MILANO - Chi sta riscrivendo i manuali di astronomia per inserirvi la
recente scoperta di uno nuovo pianeta appartenente al nostro sistema
solare dovrà mettere in preventivo almeno un paragrafo per
un'ulteriore, curiosissima scoperta: il primo asteroide con due lune.
Lo hanno scoperto e descritto su Nature gli astronomi dell'Università
di Berkeley (California), coordinati da Franck Marchis, in
collaborazione con l'Osservatorio di Parigi e grazie al telescopio VLT
(«Very Large Telescope»), installato nel Cile settentrionale.
L'asteroide in questione, chiamato 87 Sylvia, è collocato nella famosa
fascia che tra Marte e Giove alberga milioni di corpi celesti; un
territorio gravido di continue scoperte: basti pensare che finora vi
sono stati catalogati solo 9000 corpi celesti, e si stima che in realtà
ce ne siano, appunto, a milioni. Comunque, mai prima d'ora era stato
individuato nella fascia un «sistema triplo» come quello formato da 87
Sylvia e dai suoi due piccoli satelliti.
Piccoli in rapporto alle dimensioni dell'universo, ovviamente. Dati
alla mano, le due lune hanno rispettivamente una larghezza di 18 e 7
chilometri, e ruotano attorno a un corpo celeste, 87 Sylvia, largo 280
chilometri.
Fonte:www.corriere.it
ROMOLO E REMO - Ciascuno dei due satelliti ha un nome tecnico e uno più
«affettuoso»: S/2001(87)1, per gli amici «Romolo», e S/2004(87)1, o più
semplicemente «Remo». Insieme formano il primo sistema triplo mai
osservato nella fascia di asteroidi. Sistemi binari (cioè formati da un
asteroide e da un suo satellite) erano invece già noti agli astronomi.

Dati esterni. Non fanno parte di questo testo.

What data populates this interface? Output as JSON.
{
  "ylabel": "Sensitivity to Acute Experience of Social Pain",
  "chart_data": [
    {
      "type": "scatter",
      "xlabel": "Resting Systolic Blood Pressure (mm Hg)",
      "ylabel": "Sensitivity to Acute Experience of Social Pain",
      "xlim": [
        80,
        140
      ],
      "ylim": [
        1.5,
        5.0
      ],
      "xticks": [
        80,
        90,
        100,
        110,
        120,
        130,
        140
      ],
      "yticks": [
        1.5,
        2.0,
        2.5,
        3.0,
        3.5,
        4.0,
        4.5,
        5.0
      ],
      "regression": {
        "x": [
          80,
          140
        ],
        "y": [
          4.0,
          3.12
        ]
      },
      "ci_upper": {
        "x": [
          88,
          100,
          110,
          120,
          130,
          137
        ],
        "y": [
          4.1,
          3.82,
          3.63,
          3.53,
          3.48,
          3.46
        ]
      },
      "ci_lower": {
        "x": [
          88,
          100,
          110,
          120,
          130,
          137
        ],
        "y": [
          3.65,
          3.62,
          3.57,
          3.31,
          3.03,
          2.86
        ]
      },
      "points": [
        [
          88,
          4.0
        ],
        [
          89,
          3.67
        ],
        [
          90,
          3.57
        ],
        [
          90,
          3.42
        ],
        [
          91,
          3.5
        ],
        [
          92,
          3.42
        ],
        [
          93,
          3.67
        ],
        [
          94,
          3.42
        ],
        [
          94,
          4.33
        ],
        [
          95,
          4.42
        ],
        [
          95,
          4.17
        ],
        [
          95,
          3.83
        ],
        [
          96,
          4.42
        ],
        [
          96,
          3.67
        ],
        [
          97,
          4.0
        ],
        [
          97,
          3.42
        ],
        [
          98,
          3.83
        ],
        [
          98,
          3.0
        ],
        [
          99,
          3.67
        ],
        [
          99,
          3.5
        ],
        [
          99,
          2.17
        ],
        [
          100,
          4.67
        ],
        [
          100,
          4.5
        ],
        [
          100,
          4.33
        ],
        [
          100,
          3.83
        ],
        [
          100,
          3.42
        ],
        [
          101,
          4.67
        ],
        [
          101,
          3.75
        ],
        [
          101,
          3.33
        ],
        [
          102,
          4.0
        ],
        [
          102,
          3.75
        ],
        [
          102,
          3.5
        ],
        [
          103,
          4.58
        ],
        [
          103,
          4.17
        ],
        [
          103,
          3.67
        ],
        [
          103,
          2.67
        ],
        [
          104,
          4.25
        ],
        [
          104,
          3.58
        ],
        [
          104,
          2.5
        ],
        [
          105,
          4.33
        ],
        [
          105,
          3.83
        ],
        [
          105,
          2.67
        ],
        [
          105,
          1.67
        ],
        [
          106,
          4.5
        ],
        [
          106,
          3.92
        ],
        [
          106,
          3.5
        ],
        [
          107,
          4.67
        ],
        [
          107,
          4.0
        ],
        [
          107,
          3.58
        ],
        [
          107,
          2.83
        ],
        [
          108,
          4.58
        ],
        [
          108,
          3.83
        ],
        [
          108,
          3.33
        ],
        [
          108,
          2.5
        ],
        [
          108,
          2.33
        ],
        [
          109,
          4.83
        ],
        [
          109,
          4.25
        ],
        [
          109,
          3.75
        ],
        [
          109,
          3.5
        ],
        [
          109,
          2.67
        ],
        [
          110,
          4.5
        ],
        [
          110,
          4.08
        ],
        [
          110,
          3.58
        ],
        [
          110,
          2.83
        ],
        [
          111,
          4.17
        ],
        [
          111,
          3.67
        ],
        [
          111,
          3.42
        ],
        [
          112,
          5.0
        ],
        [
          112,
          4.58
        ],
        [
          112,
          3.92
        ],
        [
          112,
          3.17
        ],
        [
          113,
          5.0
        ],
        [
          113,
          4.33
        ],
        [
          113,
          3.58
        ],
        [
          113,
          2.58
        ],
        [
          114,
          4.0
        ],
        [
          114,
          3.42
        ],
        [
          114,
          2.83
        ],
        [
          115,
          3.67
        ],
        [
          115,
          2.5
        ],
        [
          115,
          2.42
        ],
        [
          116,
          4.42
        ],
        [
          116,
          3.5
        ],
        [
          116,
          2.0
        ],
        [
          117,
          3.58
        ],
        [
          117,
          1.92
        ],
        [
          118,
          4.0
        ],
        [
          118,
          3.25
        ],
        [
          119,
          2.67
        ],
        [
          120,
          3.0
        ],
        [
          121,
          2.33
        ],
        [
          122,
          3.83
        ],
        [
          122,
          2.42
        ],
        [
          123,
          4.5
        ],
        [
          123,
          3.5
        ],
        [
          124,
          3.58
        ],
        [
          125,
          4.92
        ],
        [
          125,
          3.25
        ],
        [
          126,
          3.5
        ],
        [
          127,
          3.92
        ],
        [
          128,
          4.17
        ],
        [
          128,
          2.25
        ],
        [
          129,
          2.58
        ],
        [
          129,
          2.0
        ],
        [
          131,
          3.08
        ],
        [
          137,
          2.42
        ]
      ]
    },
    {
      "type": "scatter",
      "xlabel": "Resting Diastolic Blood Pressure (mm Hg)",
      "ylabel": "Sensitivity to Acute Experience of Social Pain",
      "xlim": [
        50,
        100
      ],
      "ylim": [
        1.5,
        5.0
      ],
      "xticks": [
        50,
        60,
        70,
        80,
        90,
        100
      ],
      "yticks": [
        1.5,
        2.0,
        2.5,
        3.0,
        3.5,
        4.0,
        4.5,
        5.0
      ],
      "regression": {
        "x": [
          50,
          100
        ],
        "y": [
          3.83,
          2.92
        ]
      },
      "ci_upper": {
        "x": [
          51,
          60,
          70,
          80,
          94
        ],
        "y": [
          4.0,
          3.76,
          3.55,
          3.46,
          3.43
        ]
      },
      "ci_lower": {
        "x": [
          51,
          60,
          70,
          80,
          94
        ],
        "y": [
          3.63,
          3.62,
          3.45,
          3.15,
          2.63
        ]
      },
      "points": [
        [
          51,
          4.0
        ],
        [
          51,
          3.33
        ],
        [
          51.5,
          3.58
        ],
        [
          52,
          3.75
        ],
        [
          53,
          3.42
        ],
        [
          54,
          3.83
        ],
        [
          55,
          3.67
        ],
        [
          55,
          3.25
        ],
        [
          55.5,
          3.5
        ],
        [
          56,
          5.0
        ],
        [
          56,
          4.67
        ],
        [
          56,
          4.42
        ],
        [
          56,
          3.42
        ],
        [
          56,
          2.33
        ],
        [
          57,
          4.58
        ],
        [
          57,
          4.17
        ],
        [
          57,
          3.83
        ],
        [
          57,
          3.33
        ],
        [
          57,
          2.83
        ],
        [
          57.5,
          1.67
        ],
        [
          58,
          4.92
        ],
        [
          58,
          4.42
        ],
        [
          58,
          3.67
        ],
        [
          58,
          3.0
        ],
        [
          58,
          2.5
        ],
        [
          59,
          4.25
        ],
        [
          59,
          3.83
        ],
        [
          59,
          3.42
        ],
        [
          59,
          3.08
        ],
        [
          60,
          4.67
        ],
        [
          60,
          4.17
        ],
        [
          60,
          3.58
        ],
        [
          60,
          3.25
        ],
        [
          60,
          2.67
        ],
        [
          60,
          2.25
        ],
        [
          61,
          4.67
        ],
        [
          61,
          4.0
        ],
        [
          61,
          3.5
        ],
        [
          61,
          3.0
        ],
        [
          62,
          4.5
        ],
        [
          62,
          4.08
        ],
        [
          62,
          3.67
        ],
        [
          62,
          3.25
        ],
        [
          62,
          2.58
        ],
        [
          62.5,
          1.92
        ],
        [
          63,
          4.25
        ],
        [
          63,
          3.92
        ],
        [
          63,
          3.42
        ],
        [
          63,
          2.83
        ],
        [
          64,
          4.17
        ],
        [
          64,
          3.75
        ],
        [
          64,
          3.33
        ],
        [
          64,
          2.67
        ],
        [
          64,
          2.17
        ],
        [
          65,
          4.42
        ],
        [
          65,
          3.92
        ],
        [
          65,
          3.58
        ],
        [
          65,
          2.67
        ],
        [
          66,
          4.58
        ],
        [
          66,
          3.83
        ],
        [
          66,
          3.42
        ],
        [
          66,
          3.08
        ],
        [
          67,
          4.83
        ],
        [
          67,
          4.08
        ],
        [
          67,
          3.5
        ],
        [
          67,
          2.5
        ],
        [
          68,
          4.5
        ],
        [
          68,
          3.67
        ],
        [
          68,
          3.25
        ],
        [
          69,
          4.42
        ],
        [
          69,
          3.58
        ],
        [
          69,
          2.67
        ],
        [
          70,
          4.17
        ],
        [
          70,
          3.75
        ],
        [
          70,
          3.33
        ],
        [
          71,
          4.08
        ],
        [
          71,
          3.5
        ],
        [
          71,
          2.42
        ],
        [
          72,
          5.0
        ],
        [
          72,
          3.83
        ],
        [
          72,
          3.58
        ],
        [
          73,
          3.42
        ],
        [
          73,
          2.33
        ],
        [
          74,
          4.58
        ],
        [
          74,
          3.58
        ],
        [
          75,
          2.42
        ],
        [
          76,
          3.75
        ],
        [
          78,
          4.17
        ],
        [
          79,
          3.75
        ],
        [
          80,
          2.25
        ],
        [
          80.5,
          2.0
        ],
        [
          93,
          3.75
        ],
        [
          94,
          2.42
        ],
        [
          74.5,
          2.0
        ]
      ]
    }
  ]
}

Romolo dista 1360 chilometri da 87 Sylvia, Remo è più vicino (710
chilometri).
Tra le prime ipotesi formulate per spiegare la singolarità del sistema
triplo, la più accreditata è quella che parla delle due piccole lune
come risultato di una collisione tra 87 Sylvia e un altro corpo
celeste. Probabilmente, uno dei tanti asteroidi presenti nella zona,
che negli anni regaleranno verosimilmente altre curiose scoperte.
Finora, nel sistema solare sono state individuate due fasce di
asteroidi:quella in questione, tra Marte e Giove, e quella di Kuiper,
oltre Nettuno (comprendebbe anche Plutone, che potrebbe essere
declassato da pianeta ad asteroide). Nella prima, cui appartengono 87
Sylvia, Romolo e Remo, il corpo celeste più grande finora identificato
è Cerere, che ha un diametro di circa 1000 chilometri.